Kimi zaman acımasız DEV DALGALAR, teknenizi bitmek tükenmek bilmeyen gücüyle DÖVER..
Ama siz, ona karşı direnirsiniz.. Yaşamak için direnirsiniz..!! Hayatta kalmak için..
Vicdansız dalgaların üstünüze üstünüze geldiği o korkunç anlarda, hata yapmadan ve büyük mücadele vererek kıyıya ulaşmaya çalışırsınız..
Futbolda da (Mücadele ile) sonuca ulaşmaya çalışırsınız..!! Puan almaya bakarsınız..
Arada “MİNİK!!” bir nüans farkı vardır.
Futbol maçında hata yaparsanız: siz, SADECE YENİLİRSİNİZ..

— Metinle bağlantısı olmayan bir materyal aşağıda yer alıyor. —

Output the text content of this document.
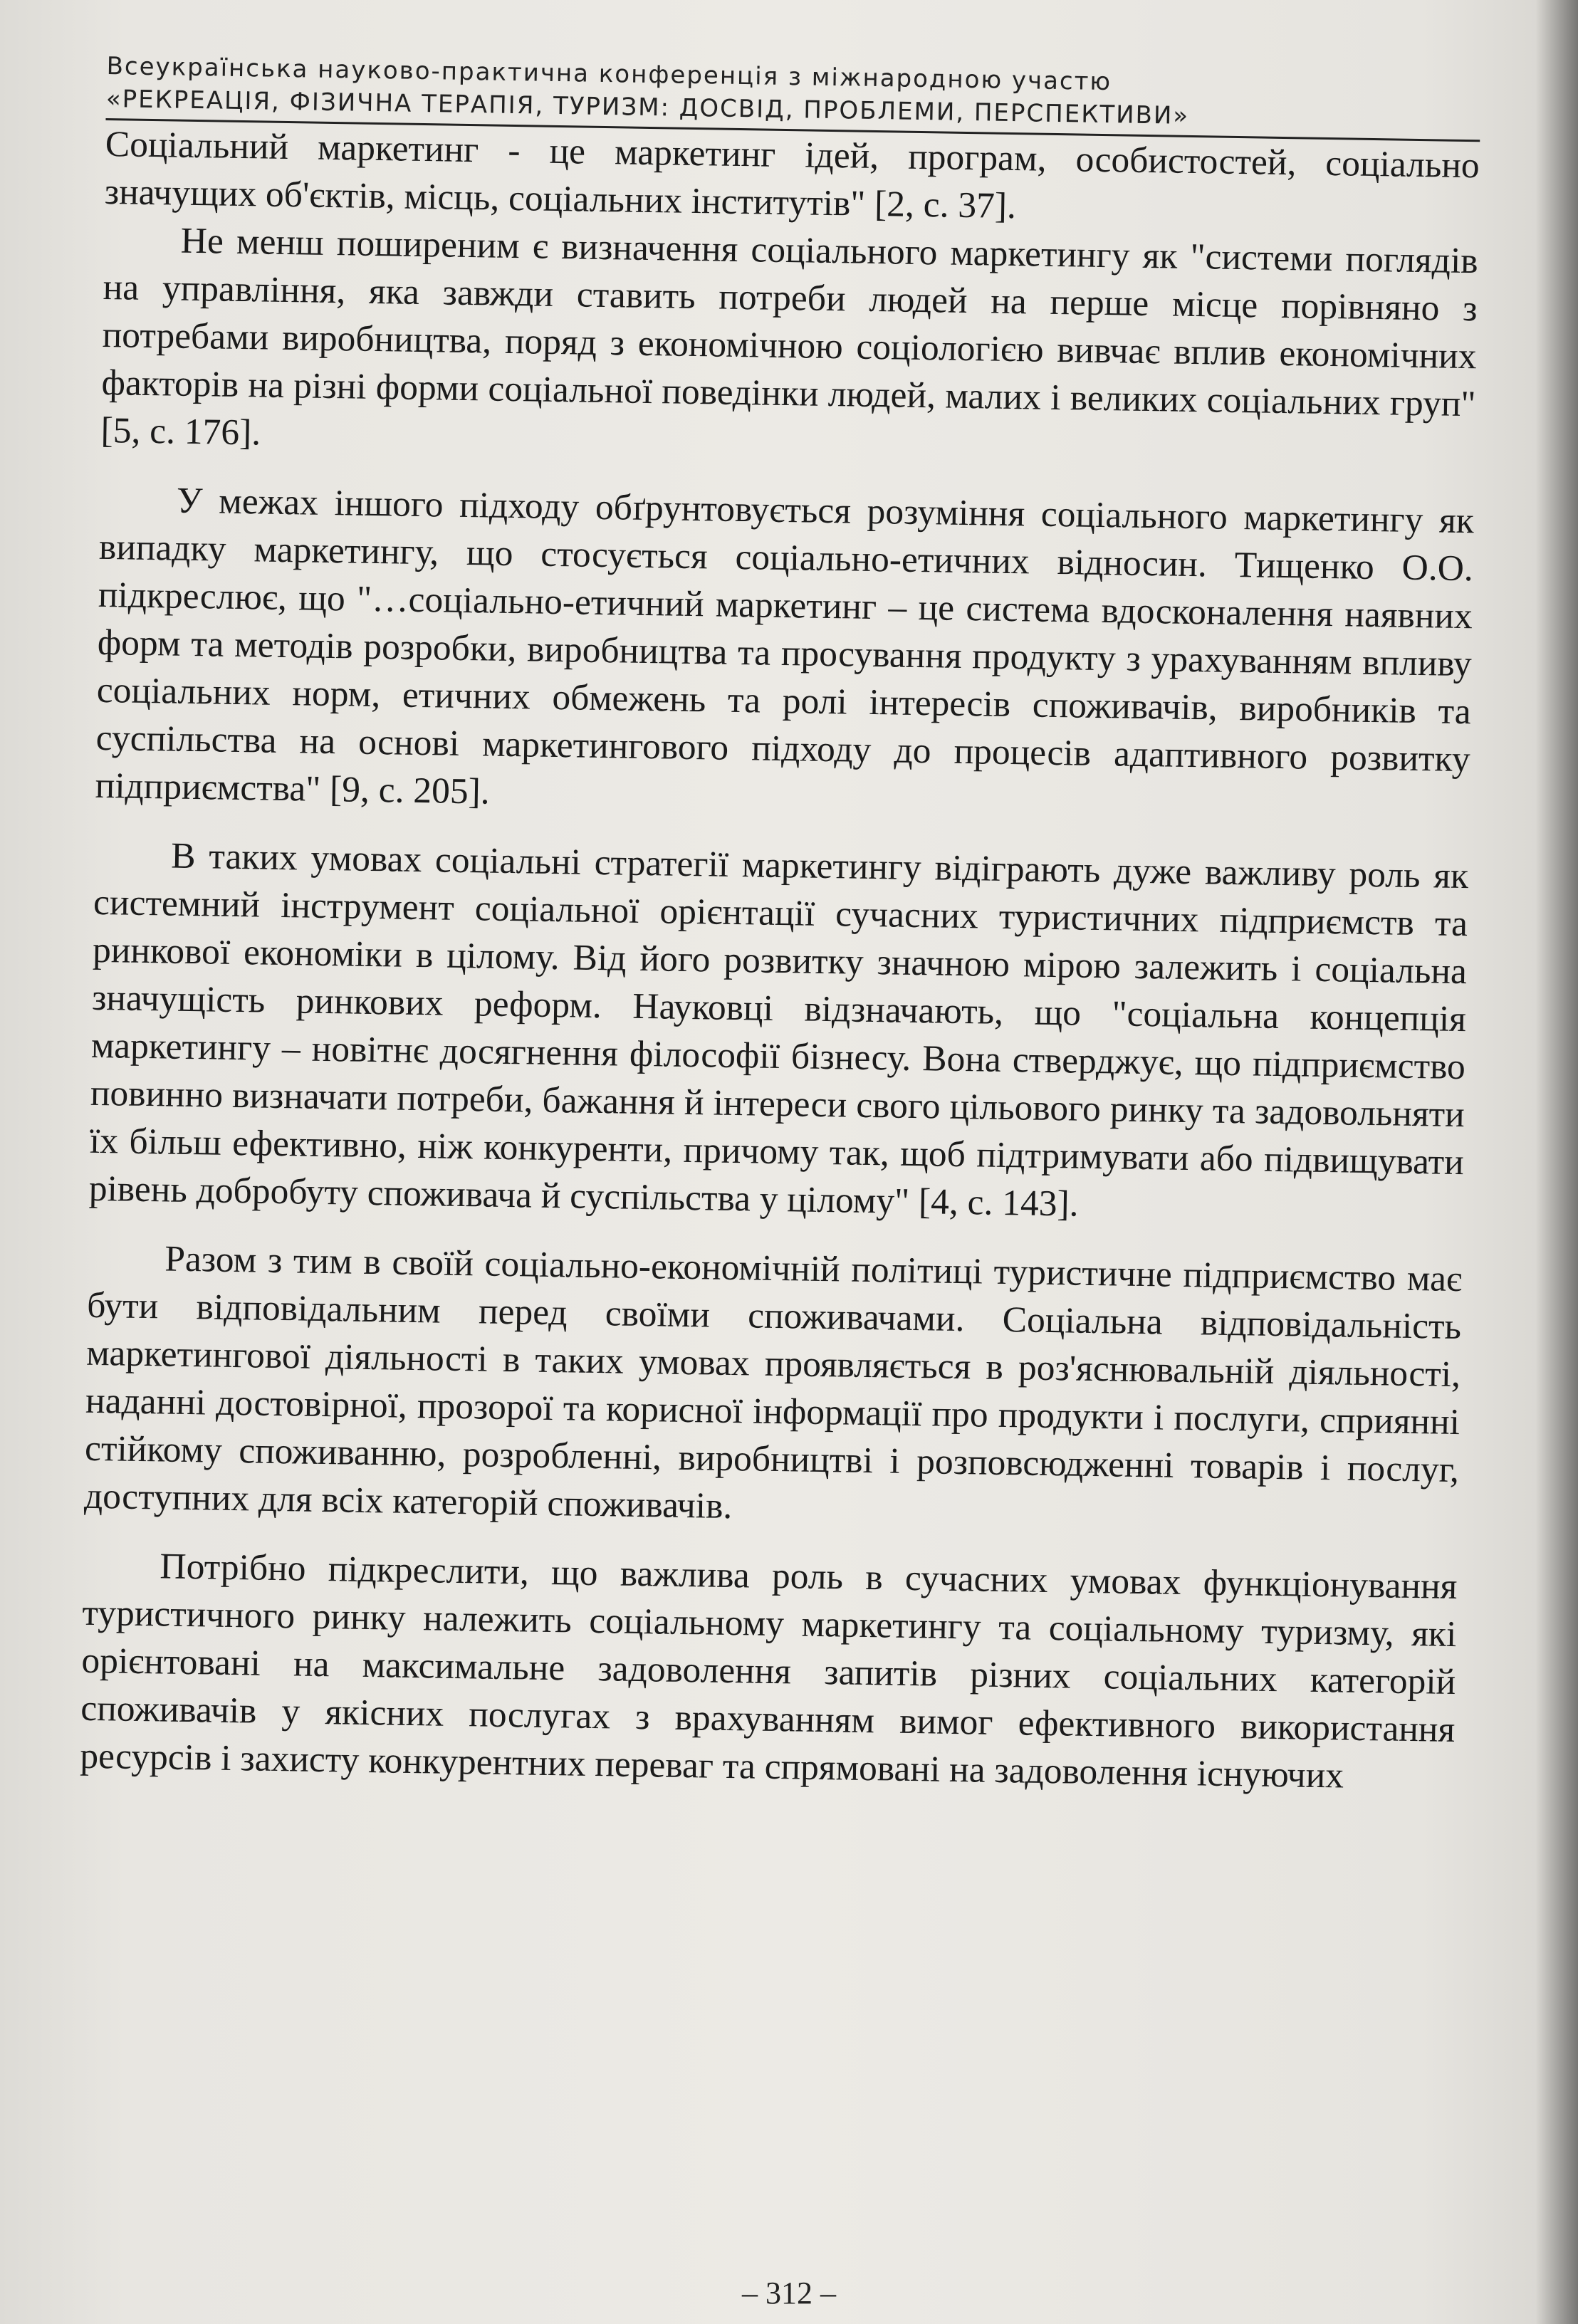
Всеукраїнська науково-практична конференція з міжнародною участю
«РЕКРЕАЦІЯ, ФІЗИЧНА ТЕРАПІЯ, ТУРИЗМ: ДОСВІД, ПРОБЛЕМИ, ПЕРСПЕКТИВИ»

Соціальний маркетинг - це маркетинг ідей, програм, особистостей, соціально значущих об'єктів, місць, соціальних інститутів" [2, с. 37].

Не менш поширеним є визначення соціального маркетингу як "системи поглядів на управління, яка завжди ставить потреби людей на перше місце порівняно з потребами виробництва, поряд з економічною соціологією вивчає вплив економічних факторів на різні форми соціальної поведінки людей, малих і великих соціальних груп" [5, с. 176].

У межах іншого підходу обґрунтовується розуміння соціального маркетингу як випадку маркетингу, що стосується соціально-етичних відносин. Тищенко О.О. підкреслює, що "…соціально-етичний маркетинг – це система вдосконалення наявних форм та методів розробки, виробництва та просування продукту з урахуванням впливу соціальних норм, етичних обмежень та ролі інтересів споживачів, виробників та суспільства на основі маркетингового підходу до процесів адаптивного розвитку підприємства" [9, с. 205].

В таких умовах соціальні стратегії маркетингу відіграють дуже важливу роль як системний інструмент соціальної орієнтації сучасних туристичних підприємств та ринкової економіки в цілому. Від його розвитку значною мірою залежить і соціальна значущість ринкових реформ. Науковці відзначають, що "соціальна концепція маркетингу – новітнє досягнення філософії бізнесу. Вона стверджує, що підприємство повинно визначати потреби, бажання й інтереси свого цільового ринку та задовольняти їх більш ефективно, ніж конкуренти, причому так, щоб підтримувати або підвищувати рівень добробуту споживача й суспільства у цілому" [4, с. 143].

Разом з тим в своїй соціально-економічній політиці туристичне підприємство має бути відповідальним перед своїми споживачами. Соціальна відповідальність маркетингової діяльності в таких умовах проявляється в роз'яснювальній діяльності, наданні достовірної, прозорої та корисної інформації про продукти і послуги, сприянні стійкому споживанню, розробленні, виробництві і розповсюдженні товарів і послуг, доступних для всіх категорій споживачів.

Потрібно підкреслити, що важлива роль в сучасних умовах функціонування туристичного ринку належить соціальному маркетингу та соціальному туризму, які орієнтовані на максимальне задоволення запитів різних соціальних категорій споживачів у якісних послугах з врахуванням вимог ефективного використання ресурсів і захисту конкурентних переваг та спрямовані на задоволення існуючих

– 312 –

Denizde hata yaparsanız ÖLÜRSÜNÜZ..
Aradaki o “KÜÇÜK” fark sadece budur..!!
Kısacası,
Futbolda hata yapan en fazla YENİLİR, sert denizlerde hata yapansa ÖLÜR..
Ancak her iki mücadelenin de FELSEFESİ AYNIDIR..!!
Bu yüzden futbol HAYATTIR..!!
Kim bilir belki de bir gün, denizlerde oluşan AKINTININ,aslında futbol sahasının içinde 90 dakika boyunca oluşan gel-gitlerle ne kadar alakalı olduğunu anlatırım..!!
Kim bilebilir ki..
Neyse OC kaçar..!!
Gözlerinizden öperim.
En Kalbi Muhabbetlerimle…
Ben Can, Orhan CAN
“Eğer gölgelerin boyu insanların boyunu geçmişse, o topraklarda güneş batıyor demektir..!!” dedim ya.. Gazeteci arkadaşlarım Ersin Turan ve Onur Aydın “Peki; hayatta yenilen kazıkların boyu, bizim boyumuzu aşıyorsa güneşin durumu ne olur? ” diye sordu..
Ben de onlara, en “çapkın” gülüşümle yani, gülerek baktım ve..
“HAYAT DENEN BU SAHNEDE, BOYUNU AŞAN KAZIKLAR YEMİŞLER, BİRLEŞİN..!!” dedim..!!